1. There are no hackers and Mark made the leak himself (and did not reveal december, january and february in order to protect the ''thieves'')

On a closely related note to option #1, note that the original post and data dump is still posted on Mark's personal blog, several hours later.  I do find that somewhat suspicious.  It shouldn't have taken particularly long for Mark to notice, and to take corrective action to remove the post and data (assuming he is able).

http://blog.magicaltux.net/

[BrewCrewFan]

1. There are no hackers and Mark made the leak himself (and did not reveal december, january and february in order to protect the ''thieves'')

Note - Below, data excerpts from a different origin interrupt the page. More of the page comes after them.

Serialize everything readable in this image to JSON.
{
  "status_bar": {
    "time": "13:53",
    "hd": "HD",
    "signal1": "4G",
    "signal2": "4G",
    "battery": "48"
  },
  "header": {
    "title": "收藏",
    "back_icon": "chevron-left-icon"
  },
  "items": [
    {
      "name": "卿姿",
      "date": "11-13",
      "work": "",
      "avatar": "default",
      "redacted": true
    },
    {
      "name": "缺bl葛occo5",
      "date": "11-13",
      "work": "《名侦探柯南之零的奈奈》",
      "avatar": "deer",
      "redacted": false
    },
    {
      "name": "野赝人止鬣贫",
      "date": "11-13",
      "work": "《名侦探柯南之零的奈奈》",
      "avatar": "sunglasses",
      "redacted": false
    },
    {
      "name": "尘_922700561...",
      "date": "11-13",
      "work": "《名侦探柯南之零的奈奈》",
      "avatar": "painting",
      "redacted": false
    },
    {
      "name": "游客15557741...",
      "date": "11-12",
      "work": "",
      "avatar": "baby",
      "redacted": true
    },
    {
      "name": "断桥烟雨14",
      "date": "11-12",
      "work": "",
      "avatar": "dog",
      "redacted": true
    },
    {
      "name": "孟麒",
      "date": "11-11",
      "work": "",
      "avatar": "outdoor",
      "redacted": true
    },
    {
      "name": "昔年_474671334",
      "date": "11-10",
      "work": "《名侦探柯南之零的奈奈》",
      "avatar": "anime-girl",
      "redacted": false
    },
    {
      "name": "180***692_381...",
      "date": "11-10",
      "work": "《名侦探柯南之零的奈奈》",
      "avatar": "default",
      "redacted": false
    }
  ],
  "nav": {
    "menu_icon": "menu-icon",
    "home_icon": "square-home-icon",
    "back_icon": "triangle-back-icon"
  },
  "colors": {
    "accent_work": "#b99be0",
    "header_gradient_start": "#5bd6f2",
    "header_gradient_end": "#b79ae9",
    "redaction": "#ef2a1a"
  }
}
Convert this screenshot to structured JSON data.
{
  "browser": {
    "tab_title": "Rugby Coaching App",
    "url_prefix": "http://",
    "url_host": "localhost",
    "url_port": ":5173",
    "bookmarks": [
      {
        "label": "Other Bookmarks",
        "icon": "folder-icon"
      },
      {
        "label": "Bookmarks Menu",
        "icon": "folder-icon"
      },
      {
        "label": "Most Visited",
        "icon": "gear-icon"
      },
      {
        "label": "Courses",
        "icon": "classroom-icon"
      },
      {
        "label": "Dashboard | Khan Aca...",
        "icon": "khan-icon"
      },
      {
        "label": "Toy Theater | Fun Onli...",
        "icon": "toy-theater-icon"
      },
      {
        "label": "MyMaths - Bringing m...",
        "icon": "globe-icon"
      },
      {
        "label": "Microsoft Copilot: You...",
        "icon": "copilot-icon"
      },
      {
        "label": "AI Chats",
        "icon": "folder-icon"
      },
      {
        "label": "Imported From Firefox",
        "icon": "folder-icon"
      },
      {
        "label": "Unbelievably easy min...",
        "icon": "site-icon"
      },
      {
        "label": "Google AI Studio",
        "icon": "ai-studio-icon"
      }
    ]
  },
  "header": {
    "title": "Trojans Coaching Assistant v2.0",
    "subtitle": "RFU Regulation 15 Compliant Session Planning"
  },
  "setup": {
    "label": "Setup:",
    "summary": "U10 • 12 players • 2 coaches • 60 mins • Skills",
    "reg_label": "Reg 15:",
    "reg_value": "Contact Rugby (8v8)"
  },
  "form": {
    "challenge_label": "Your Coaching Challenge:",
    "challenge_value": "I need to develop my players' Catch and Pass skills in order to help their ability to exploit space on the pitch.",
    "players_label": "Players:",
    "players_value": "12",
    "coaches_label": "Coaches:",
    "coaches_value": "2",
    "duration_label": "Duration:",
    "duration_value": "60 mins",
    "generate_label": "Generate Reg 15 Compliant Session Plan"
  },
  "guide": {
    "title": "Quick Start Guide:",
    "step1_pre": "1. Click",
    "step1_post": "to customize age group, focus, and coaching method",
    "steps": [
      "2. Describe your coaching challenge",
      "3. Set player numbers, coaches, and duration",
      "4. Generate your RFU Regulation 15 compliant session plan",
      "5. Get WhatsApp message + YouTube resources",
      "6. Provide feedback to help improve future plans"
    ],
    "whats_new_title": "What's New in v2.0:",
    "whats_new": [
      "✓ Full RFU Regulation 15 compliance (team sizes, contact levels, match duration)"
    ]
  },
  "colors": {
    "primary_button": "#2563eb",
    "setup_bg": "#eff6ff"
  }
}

On a closely related note to option #1, note that the original post and data dump is still posted on Mark's personal blog, several hours later.  I do find that somewhat suspicious.  It shouldn't have taken particularly long for Mark to notice, and to take corrective action to remove the post and data (assuming he is able).

http://blog.magicaltux.net/

Coulda been sleeping... its like the middle of the night over there.

[Alonzo Ewing]

I haven't downloaded anything due to fear of malware, but would I be able to get my trade data off this?  I need it to do my taxes.

[V4Vendettas]

Great a life time of goxxing inbound. What a massive clusterfuck.

So identity theft aside its kind of funny you have more chance getting you account information from hackers than Gox themselves.

I honestly think Mark has effected my life in a bad way more than any other human being.